English law continues to have a law of master and servant. (That's the quaint phrase for employment law.) But it has had no law of slavery for over 150 years.

Servants, in the sense of domestic helpers, were commonplace in the houses of the English middle-class until the First World War, and only disappeared completely after the Second World War. But as a general rule there were no slaves in those houses in the modern era (slavery, as part of English law, generally applied only in certain colonies).

So whether "servant' and "slave" are synonymous depends on context. When I'm told that efreet see others as servants, and knowing also their tendency to twist wordings of agreements, I think of capture, indenture agreements and the like. Not subjecting entire peoples to something like chattel slavery, which is what the notion of "enslaving salamanders" connotes to me.

Now my way of making sense of these various descriptions is only one way, but it's not outrageous. And it's somewhat suggested by the default social backdrop for D&D which, being pseudo-mediaeval but with some of the blemishes removed or disregarded, tends to feature many nobles with their servants, but not so many slaves (except in evil lands). In Greyhawk, for instance, the King of Furyondy is a paladin. Undoubtedly he has servants who help him dress every morning - otherwise it lacks the pseudo-mediaeveal feel - but I'm pretty sure he doesn't keep slaves. This is the sort of context which D&D makes salient to me, and in which "servant" and "slave" are not synonyms.

The point is that while you don't see it as the same, the words can be synonymous, so there is no automatic conflict in the two lores.
 

The point is that while you don't see it as the same, the words can be synonymous, so there is no automatic conflict in the two lores.

And this is one of the things that's wrong with subjective interpretation of works being considered canon...
 


I'm going to have to agree with pemerton, here.

Agent, employee, servant, serf, and slave, all have different denotations and connotations in the English language.

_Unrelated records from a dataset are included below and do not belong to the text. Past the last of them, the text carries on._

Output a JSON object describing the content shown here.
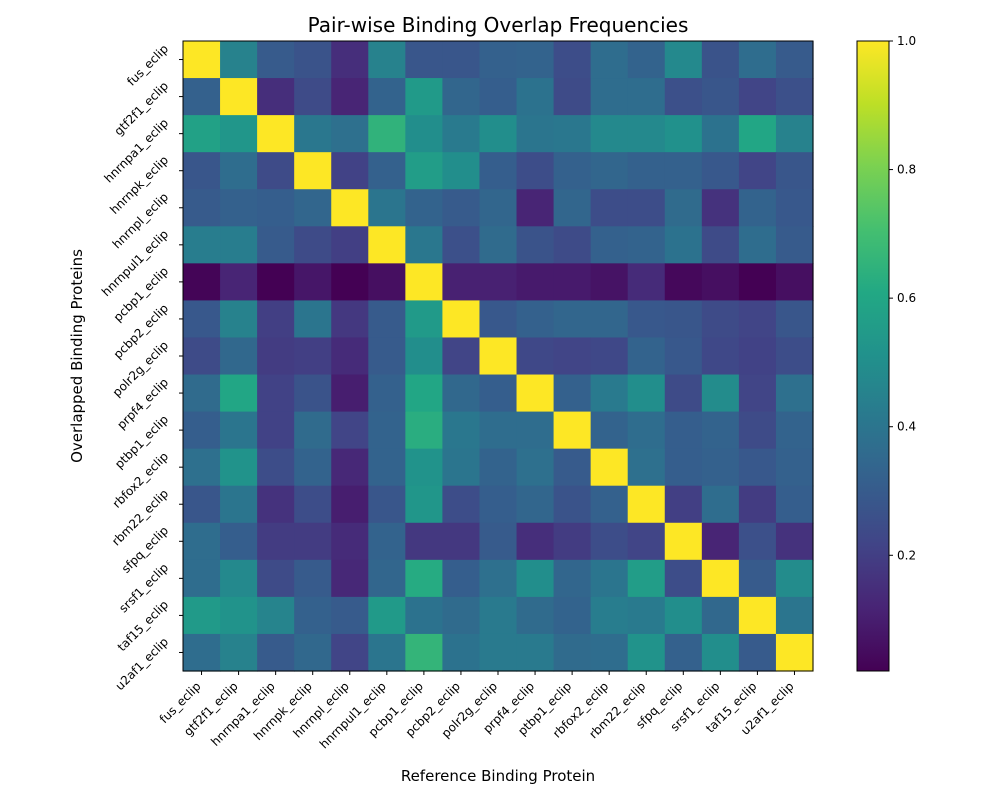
{
  "chart_data": {
    "type": "heatmap",
    "title": "Pair-wise Binding Overlap Frequencies",
    "xlabel": "Reference Binding Protein",
    "ylabel": "Overlapped Binding Proteins",
    "x_categories": [
      "fus_eclip",
      "gtf2f1_eclip",
      "hnrnpa1_eclip",
      "hnrnpk_eclip",
      "hnrnpl_eclip",
      "hnrnpul1_eclip",
      "pcbp1_eclip",
      "pcbp2_eclip",
      "polr2g_eclip",
      "prpf4_eclip",
      "ptbp1_eclip",
      "rbfox2_eclip",
      "rbm22_eclip",
      "sfpq_eclip",
      "srsf1_eclip",
      "taf15_eclip",
      "u2af1_eclip"
    ],
    "y_categories": [
      "fus_eclip",
      "gtf2f1_eclip",
      "hnrnpa1_eclip",
      "hnrnpk_eclip",
      "hnrnpl_eclip",
      "hnrnpul1_eclip",
      "pcbp1_eclip",
      "pcbp2_eclip",
      "polr2g_eclip",
      "prpf4_eclip",
      "ptbp1_eclip",
      "rbfox2_eclip",
      "rbm22_eclip",
      "sfpq_eclip",
      "srsf1_eclip",
      "taf15_eclip",
      "u2af1_eclip"
    ],
    "values": [
      [
        1.0,
        0.45,
        0.3,
        0.27,
        0.15,
        0.45,
        0.28,
        0.28,
        0.32,
        0.33,
        0.25,
        0.37,
        0.33,
        0.48,
        0.27,
        0.37,
        0.3
      ],
      [
        0.32,
        1.0,
        0.15,
        0.24,
        0.12,
        0.33,
        0.55,
        0.34,
        0.31,
        0.39,
        0.24,
        0.37,
        0.37,
        0.26,
        0.28,
        0.22,
        0.26
      ],
      [
        0.58,
        0.53,
        1.0,
        0.41,
        0.38,
        0.65,
        0.5,
        0.42,
        0.5,
        0.4,
        0.41,
        0.48,
        0.48,
        0.51,
        0.39,
        0.6,
        0.45
      ],
      [
        0.28,
        0.37,
        0.24,
        1.0,
        0.21,
        0.32,
        0.56,
        0.5,
        0.31,
        0.25,
        0.32,
        0.34,
        0.32,
        0.32,
        0.29,
        0.22,
        0.28
      ],
      [
        0.3,
        0.32,
        0.31,
        0.34,
        1.0,
        0.4,
        0.33,
        0.3,
        0.34,
        0.12,
        0.34,
        0.25,
        0.25,
        0.36,
        0.16,
        0.33,
        0.29
      ],
      [
        0.43,
        0.43,
        0.3,
        0.24,
        0.2,
        1.0,
        0.41,
        0.26,
        0.36,
        0.27,
        0.24,
        0.32,
        0.33,
        0.39,
        0.24,
        0.37,
        0.3
      ],
      [
        0.03,
        0.12,
        0.02,
        0.08,
        0.02,
        0.06,
        1.0,
        0.11,
        0.11,
        0.09,
        0.09,
        0.07,
        0.14,
        0.04,
        0.06,
        0.02,
        0.06
      ],
      [
        0.29,
        0.45,
        0.2,
        0.4,
        0.18,
        0.3,
        0.55,
        1.0,
        0.29,
        0.32,
        0.34,
        0.34,
        0.29,
        0.28,
        0.24,
        0.22,
        0.28
      ],
      [
        0.24,
        0.35,
        0.19,
        0.2,
        0.14,
        0.3,
        0.5,
        0.22,
        1.0,
        0.23,
        0.22,
        0.23,
        0.33,
        0.29,
        0.23,
        0.21,
        0.25
      ],
      [
        0.36,
        0.6,
        0.21,
        0.27,
        0.1,
        0.32,
        0.6,
        0.35,
        0.31,
        1.0,
        0.32,
        0.42,
        0.5,
        0.24,
        0.49,
        0.22,
        0.38
      ],
      [
        0.31,
        0.4,
        0.21,
        0.36,
        0.22,
        0.33,
        0.63,
        0.41,
        0.37,
        0.37,
        1.0,
        0.33,
        0.37,
        0.31,
        0.33,
        0.24,
        0.33
      ],
      [
        0.38,
        0.52,
        0.25,
        0.33,
        0.13,
        0.33,
        0.52,
        0.4,
        0.33,
        0.38,
        0.3,
        1.0,
        0.38,
        0.31,
        0.32,
        0.29,
        0.32
      ],
      [
        0.28,
        0.4,
        0.16,
        0.25,
        0.1,
        0.28,
        0.53,
        0.25,
        0.31,
        0.34,
        0.27,
        0.32,
        1.0,
        0.2,
        0.37,
        0.19,
        0.31
      ],
      [
        0.37,
        0.31,
        0.19,
        0.19,
        0.14,
        0.33,
        0.18,
        0.18,
        0.3,
        0.15,
        0.19,
        0.25,
        0.22,
        1.0,
        0.12,
        0.26,
        0.16
      ],
      [
        0.37,
        0.48,
        0.24,
        0.3,
        0.13,
        0.34,
        0.62,
        0.31,
        0.38,
        0.5,
        0.34,
        0.4,
        0.56,
        0.25,
        1.0,
        0.3,
        0.49
      ],
      [
        0.55,
        0.52,
        0.46,
        0.32,
        0.3,
        0.55,
        0.39,
        0.36,
        0.42,
        0.36,
        0.33,
        0.43,
        0.42,
        0.5,
        0.35,
        1.0,
        0.4
      ],
      [
        0.37,
        0.45,
        0.3,
        0.35,
        0.22,
        0.4,
        0.66,
        0.39,
        0.42,
        0.42,
        0.36,
        0.37,
        0.52,
        0.32,
        0.5,
        0.3,
        1.0
      ]
    ],
    "colorbar": {
      "ticks": [
        0.2,
        0.4,
        0.6,
        0.8,
        1.0
      ],
      "tick_labels": [
        "0.2",
        "0.4",
        "0.6",
        "0.8",
        "1.0"
      ],
      "range": [
        0.02,
        1.0
      ],
      "colormap": "viridis"
    },
    "grid": false
  }
}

You can either view this as:

1. What the writer intended.
2. What the writer expected his (current) audience to understand.
3. Some general understanding of the term, based on some past period of time.
4. Some other meaning of the term.

I would agree that slave can have additional qualifiers (chattel slavery). That it can have other signifiers (a slave in Rome is different than a slave in the American deep south is different than a "wage slave" is different than a "slave" in, um, a consensual relationship).

But a thesaurus is not the be-all, end-all of meaning (as you can see if you read bad translations). Other synonyms of slave include "help," and "victim," and "thrall," and "captive," all of which have very different denotations and connotations.

For example, no one would write, "I was mugged. I can't believe I was a slave to a mugging!"

Here, the use of the word, "slave," rather than the (slightly) more neutral servant or agent has connotations. A DM is free to ignore those. But I don't think engaging in, "Well, um, slave just means servant or employee, so, you know, they probably just meant that the efreeti give them a 401(k)," is the best way to deal with it.

I'm sorry but when taken in the context of Efreet society... a "servanrt" seems much more likely to be a slave than a mutually equal and respected hireling with equal standing and good pay.